綾はもしかしてその恨みがあるのではと考えていたが、もしかしたら思い違いをしているのかもしれない。
「挨拶したいだけとは思えないのだけど何かあったのか?」
ニヤニヤと笑いながら綾を見ている。中務卿から何か聞いているのかもしれない。
「なにもないわよ。ただ、そろそろのんびり昼寝がしたいだけ!」
綾は嘘ではない返事をした。
「あまり、問題を起こさないでくれよ。父上は綾が行方不明と聞いて倒れて寝込んでいるのだから」
「えっ?? 父様、寝込んでいるの?」
「そうだよ。綾が行方不明だと分かったときに中務宮様が母上の文を読んでいいかと確認に来られて、その時、倒れてそのまま寝込んでいるよ。あまり、父上を困らせないでくれないか」
「困らせるつもりはなかったのよ」
そう困らせるつもりはなかった。連れ去られたのは偶然で、あの場に出会わなければこんなことにならなかった。

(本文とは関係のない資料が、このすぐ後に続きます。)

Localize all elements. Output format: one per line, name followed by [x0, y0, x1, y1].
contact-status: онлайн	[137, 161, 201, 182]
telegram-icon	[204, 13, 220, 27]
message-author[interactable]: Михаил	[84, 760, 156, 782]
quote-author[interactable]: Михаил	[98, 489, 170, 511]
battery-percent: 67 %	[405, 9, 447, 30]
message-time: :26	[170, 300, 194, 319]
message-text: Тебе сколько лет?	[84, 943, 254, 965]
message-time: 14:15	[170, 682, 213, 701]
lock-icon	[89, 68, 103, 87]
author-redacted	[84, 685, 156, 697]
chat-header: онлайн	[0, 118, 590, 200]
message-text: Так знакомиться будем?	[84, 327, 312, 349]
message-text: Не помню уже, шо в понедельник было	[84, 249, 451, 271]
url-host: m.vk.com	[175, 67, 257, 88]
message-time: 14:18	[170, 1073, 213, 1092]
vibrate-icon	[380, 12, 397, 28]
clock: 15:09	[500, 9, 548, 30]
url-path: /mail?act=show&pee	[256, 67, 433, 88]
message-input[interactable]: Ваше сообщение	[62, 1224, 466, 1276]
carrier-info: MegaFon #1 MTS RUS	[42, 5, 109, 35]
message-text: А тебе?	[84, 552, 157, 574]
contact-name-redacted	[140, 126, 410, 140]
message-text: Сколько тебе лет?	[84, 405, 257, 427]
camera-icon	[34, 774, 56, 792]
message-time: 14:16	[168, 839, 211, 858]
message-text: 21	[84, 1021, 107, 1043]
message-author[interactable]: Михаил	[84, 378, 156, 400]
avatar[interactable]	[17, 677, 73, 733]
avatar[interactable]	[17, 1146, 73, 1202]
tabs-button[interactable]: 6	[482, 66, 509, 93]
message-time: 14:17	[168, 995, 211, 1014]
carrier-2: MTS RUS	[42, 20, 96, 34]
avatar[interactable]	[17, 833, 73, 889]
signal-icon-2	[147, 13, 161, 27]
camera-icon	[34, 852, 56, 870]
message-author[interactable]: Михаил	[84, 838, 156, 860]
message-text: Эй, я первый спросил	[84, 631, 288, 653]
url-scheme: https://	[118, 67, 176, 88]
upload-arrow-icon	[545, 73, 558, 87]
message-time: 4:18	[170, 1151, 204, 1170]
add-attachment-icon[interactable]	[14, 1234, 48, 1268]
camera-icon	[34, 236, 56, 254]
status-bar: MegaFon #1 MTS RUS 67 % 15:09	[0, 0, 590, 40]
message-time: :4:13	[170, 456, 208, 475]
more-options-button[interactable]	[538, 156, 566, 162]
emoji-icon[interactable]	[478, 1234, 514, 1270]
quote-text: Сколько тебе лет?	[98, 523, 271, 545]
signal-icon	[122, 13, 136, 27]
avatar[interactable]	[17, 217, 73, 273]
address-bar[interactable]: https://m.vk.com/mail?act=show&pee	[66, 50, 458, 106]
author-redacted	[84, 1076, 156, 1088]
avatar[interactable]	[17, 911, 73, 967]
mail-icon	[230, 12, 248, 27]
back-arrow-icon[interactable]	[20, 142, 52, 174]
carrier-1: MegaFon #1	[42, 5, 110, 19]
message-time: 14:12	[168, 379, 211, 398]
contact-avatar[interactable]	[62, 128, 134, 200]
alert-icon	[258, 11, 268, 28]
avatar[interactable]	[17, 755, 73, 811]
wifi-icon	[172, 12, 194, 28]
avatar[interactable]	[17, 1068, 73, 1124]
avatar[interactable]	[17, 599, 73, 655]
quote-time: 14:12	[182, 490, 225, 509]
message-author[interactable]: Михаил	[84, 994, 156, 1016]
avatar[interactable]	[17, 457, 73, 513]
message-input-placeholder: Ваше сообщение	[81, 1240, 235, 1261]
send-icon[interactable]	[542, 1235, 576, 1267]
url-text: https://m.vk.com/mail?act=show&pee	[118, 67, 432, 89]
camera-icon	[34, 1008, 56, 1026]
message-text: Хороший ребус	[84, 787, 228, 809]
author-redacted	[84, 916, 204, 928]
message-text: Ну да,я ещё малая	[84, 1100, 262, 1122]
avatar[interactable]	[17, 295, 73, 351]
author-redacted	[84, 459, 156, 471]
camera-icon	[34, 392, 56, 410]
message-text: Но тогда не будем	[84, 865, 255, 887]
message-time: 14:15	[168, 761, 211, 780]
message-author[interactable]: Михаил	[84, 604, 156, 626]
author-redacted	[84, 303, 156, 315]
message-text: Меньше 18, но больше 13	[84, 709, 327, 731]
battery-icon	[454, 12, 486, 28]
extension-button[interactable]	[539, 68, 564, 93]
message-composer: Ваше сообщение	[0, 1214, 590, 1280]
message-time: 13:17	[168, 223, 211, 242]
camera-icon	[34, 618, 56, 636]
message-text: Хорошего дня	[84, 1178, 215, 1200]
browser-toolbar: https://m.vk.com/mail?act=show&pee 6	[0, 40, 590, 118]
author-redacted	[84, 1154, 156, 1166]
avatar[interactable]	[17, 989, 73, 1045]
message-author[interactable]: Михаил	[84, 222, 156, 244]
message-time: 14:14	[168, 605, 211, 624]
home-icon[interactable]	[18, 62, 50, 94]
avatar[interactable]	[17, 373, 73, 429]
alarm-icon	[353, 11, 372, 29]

「うん。中務宮様から事情は聴いている。承香殿も長く患っているから東宮様もご心配されているのだよ」
「聞いていたんだ」
「中務宮様が家に来られた時に聞いたんだ。その話を聞いて父上は倒れられたんだけど」
良智は気まずそうに頬を人差し指で掻いた。
「母上は行方不明になったのは綾のせいだから気にしなくていいと仰って、中務宮様を驚かせていたよ」
結月がクスクス笑っている。何となく気まずい気配になってきた。
コホン。コホン。
綾は気を取り直して聞く。
「東宮様もご心配されているって、兄さま東宮様とお話されたの?」
「そうだよ。今回のことは自分にも責任があると仰って、すまないというお言葉までいただいたよ」
「東宮様に責任なんてないわよ。このことは中務宮様から頼まれたことで私が引き受けたんだから」
良智は大きくため息をついた。
「東宮妃である綾が、一公達のお考えだけで女御様の殿舎へ侍女として入ることなど出来るはずもないだろ。当然、今上帝でもそれは難しいよ」
「では、東宮様もご存じの話なの?」
「決められたのは帝だけど、東宮様の許可を取られているはずだよ。実際、東宮様は綾が式部宮様のお屋敷に運び込まれた後、お見舞いに行かれたらしいから」
「えっ?私お会いしていないわよ」
「綾が眠っているときに行かれたようだよ」
「寝ているときって、もしかして私が目覚める前ってこと?」
「そうだと思う。あの後、東宮様は後宮内で怪しい者たちを洗い出すために動かれているから」
「あの時、私、ボロボロだったのよ。そんな姿をお見せしたの?」
一応の恥じらいを見せる。御渡りすらない状況でも、やはりきれいな姿で会いたかった。
それなのに、火事場から逃げてきた薄汚れた姿を見られたなんて、恥ずかしさのあまり気を失いそうになる。
「別にいいんじゃないか。普段の綾を見せておいた方が、東宮様も衝撃が少な…」
ドン!
綾は傍にあった脇息を床に叩きつけた。
兄の言葉に一瞬で正気に戻った。
結月は良智の前にある茶器と茶菓子を、香奈は綾の前にある茶器と茶菓子を素早く部屋の隅に移動させている。
綾は良智に掴みかかろうとしたが、結月と香奈に全力で止められる。
「姫様、落ち着きましょう」
結月と香奈に羽交い締めにされ叫び続ける。
「衝撃ってなに? 兄さま、酷い!」
「酷いもんか、その姿を初めから知っていた方がいいと言っているんだよ。そうしたら免疫が出来るだろ」
「免疫ってなによ!」
「綺麗に着飾った綾を見てからじゃあ、綾の本当の姿を見るとびっくりされると思うんだ」
香奈と結月が声を殺して笑っている。二人の体が小刻み震え、涙をこらえているのか眦に光るものが見えた。
プルプルと怒りで体が震えてくる。
「もう、帰って!!」
綾は叫んでいた。
兄、良智はアワアワしながら帰っていった。